Mit der Hand röntgen
Knochenbrecher ist eine volkstümliche ostfriesische Bezeichnung für den alternativen Heilkundigen oder Chiropraktiker. Mit dem Brechen von Knochen hat das nichts zu tun. Zu den Kenntnissen gehören das Einrenken von Gliedmaßen und das Einrücken von Wirbeln – seine Praktiken stützen sich zuweilen auf eine spezielle Begabung. Nicht selten wurde früher das „Amt“ und die Fähigkeit des Knochenbrechers in der Familie weitergegeben. So ist es auch bei Jan Feikes aus Weener. Er kommt aus der Familie der alternativen Heiler. Bereits sein Vater und Onkel haben diese Tradition gelebt.Herr Feikes, habe ich das in der Einleitung richtig beschrieben? Würden Sie sagen, das ist das was Sie tun oder habe ich was vergessen?
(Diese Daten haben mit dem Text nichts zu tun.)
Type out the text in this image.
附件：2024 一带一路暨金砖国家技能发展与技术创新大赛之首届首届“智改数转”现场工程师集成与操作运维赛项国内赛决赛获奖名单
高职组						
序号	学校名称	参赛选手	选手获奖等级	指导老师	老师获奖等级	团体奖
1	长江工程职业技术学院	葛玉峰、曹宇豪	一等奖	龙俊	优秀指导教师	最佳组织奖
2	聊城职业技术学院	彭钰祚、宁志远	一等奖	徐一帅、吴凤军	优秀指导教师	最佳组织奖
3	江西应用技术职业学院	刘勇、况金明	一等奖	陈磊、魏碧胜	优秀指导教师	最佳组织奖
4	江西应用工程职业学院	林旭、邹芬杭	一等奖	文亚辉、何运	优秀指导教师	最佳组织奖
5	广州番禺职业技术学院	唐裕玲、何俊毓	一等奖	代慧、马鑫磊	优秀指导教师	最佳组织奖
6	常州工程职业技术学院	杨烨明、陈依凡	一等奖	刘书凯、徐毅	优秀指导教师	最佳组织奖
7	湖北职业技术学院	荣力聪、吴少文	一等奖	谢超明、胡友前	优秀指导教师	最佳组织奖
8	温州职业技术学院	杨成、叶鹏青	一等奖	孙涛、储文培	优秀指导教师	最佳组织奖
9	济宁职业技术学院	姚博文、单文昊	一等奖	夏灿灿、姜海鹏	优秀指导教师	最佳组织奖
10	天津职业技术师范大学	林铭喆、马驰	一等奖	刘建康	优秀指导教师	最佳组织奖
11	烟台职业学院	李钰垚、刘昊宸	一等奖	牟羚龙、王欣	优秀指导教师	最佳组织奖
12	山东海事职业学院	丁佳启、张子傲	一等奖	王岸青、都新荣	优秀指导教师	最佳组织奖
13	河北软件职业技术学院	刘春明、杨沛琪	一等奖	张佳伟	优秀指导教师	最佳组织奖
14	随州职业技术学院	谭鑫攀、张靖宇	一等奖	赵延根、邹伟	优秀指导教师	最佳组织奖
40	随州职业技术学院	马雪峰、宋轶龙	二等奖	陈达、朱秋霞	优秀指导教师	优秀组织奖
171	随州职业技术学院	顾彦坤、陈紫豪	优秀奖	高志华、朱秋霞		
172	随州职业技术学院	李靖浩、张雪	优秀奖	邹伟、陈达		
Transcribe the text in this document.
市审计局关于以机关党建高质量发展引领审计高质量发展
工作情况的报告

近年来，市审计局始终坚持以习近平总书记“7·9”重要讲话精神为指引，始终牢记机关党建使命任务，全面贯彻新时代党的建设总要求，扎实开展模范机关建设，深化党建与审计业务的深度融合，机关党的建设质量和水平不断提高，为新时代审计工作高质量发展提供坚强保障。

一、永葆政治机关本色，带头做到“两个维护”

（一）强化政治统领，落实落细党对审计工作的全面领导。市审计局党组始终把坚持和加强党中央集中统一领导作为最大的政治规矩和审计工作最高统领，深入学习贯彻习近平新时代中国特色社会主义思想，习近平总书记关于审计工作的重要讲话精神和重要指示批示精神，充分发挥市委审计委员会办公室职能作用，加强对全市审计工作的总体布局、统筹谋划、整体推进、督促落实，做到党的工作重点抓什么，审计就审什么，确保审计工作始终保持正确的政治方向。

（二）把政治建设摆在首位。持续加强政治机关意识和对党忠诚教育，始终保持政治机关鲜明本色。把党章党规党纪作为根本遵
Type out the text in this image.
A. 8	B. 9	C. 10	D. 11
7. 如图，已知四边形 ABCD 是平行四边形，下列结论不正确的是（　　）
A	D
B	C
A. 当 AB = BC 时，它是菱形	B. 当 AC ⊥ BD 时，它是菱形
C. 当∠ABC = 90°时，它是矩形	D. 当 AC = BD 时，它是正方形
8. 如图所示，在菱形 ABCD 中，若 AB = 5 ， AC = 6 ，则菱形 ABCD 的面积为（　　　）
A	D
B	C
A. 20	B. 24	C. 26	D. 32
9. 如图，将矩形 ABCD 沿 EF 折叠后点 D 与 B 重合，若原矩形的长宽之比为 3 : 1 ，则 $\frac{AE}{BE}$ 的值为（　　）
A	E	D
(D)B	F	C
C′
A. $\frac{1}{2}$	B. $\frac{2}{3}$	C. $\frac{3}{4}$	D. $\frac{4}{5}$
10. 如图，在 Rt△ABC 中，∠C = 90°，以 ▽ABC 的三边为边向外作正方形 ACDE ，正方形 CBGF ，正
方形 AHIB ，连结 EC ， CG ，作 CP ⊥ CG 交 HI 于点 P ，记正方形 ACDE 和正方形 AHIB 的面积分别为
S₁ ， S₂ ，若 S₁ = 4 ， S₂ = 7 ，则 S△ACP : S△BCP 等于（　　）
Nein, das haben Sie korrekt beschrieben, dazu kann man auch nicht mehr sagen.
Dieser Begriff „die Begabung in der Familie weitergeben”, irritiert mich. Kommt man als Kind in so einer Familie zur Welt und es ist schon vor der Geburt klar, so – da kommt der neue Heiler-Nachwuchs? Das ist doch unglaublich, wie kann man den so eine Fähigkeit vererben? Oder sprechen wir nicht vom klassischen Erbe?
Doch wir sprechen im Prinzip tatsächlich von einem klassischen Erbe. Mein Vater hatte ungewöhnliche Hände. Da meine Hände genauso aussahen, hat man direkt vermutet, dass auch ich die Fähigkeit besitzen könnte, bestimmte Dinge zu ertasten.
Wie stellt man sich ungewöhnliche Hände vor?Die Fingerkuppen sind sehr spitz und in den Spitzen sind sei besonders feinfühlig, sodass ich kleine Sehnen und Bänder spüren kann. Natürlich braucht es auch Übung und Anleitung. Mein Vater hat mir gezeigt, welche Sehne oder welcher Wirbel wo sitzt und was sie bewirken. Erst an kleineren Tieren und dann an größeren.
Wie lange braucht man, um wirklich jeden Wirbel zu kennen?
Jahre. Das ist tatsächlich neben dem Fühlen auch ein großer Lernprozess.
Kann man diese Form von heilen erlernen?
Ich glaube es nicht. Das fragen mich viele Menschen. Man kann das natürlich versuchen und es ist auch möglich, dass es Seminare dafür gibt. Mir ist zumindest kein Mensch bekannt, bei dem das geklappt hat.
Gibt es Momente in denen sagen, das behandele ich nicht?
Die gibt es. Wenn ein Gelenk sehr geschwollen ist und ich durch die Schwellung gar nichts spüren kann, ergibt es keinen Sinn ein Tier zu behandeln. Ich behandele nur, wenn ich fühlen kann, was der Grund für das Problem ist.
Wie steht die Schulmedizin zu Ihnen?
Gespalten. Es gibt Tierärzte, die meine Arbeit anerkennen und auch gut finden. Genauso gibt es solche, die sagen – was willst Du denn bei dem Bauern.
Beneidet man Sie das Können oder um das Geld, was Sie damit verdienen?
Das kann ich Ihnen nicht sagen, vielleicht ist es auch einfach ein falsches Verständnis, von dem, was ich tue. Geld? Wenn ich sehr weit fahren muss, geben mir die Menschen in der Regel automatisch das Spritgeld, ansonsten gibt man mir das, von dem man glaubt, dass es das wert war, wir reden also von Spenden.
Sie haben mir in einem Vorgespräch gesagt, sie wollten diesen Job eigentlich gar nicht machen. Warum haben Sie sich dann doch dafür entschieden?
Nun, es ist ja eine große Verantwortung und natürlich manchmal auch durchaus stressig. Ich fahre inzwischen unter anderem bis nach Bagband, um dort Tiere in einem großen Milchbetrieb zu behandeln oder ähnliche Strecken. Als ganz junger Mensch war ich mir nicht sicher, ob ich das wirklich will. Da ist ja auch noch das ganz normale Leben – Du bist in einer Ausbildung, hast einen festen Job, eine Familie und da stellte sich schon die Frage, kann ich das alles schaffen? Dann habe ich aber angefangen zu helfen und bisher ist es dabei geblieben.
Was treibt Sie an? Ist es das Gefühl helfen zu können?Ja. Wenn mich an Weihnachten Menschen anrufen und einfach noch mal Danke sagen wollen, weil es dem Tier inzwischen richtig gut geht, freut mich das sehr – weil dann wirklich Weihnachten ist.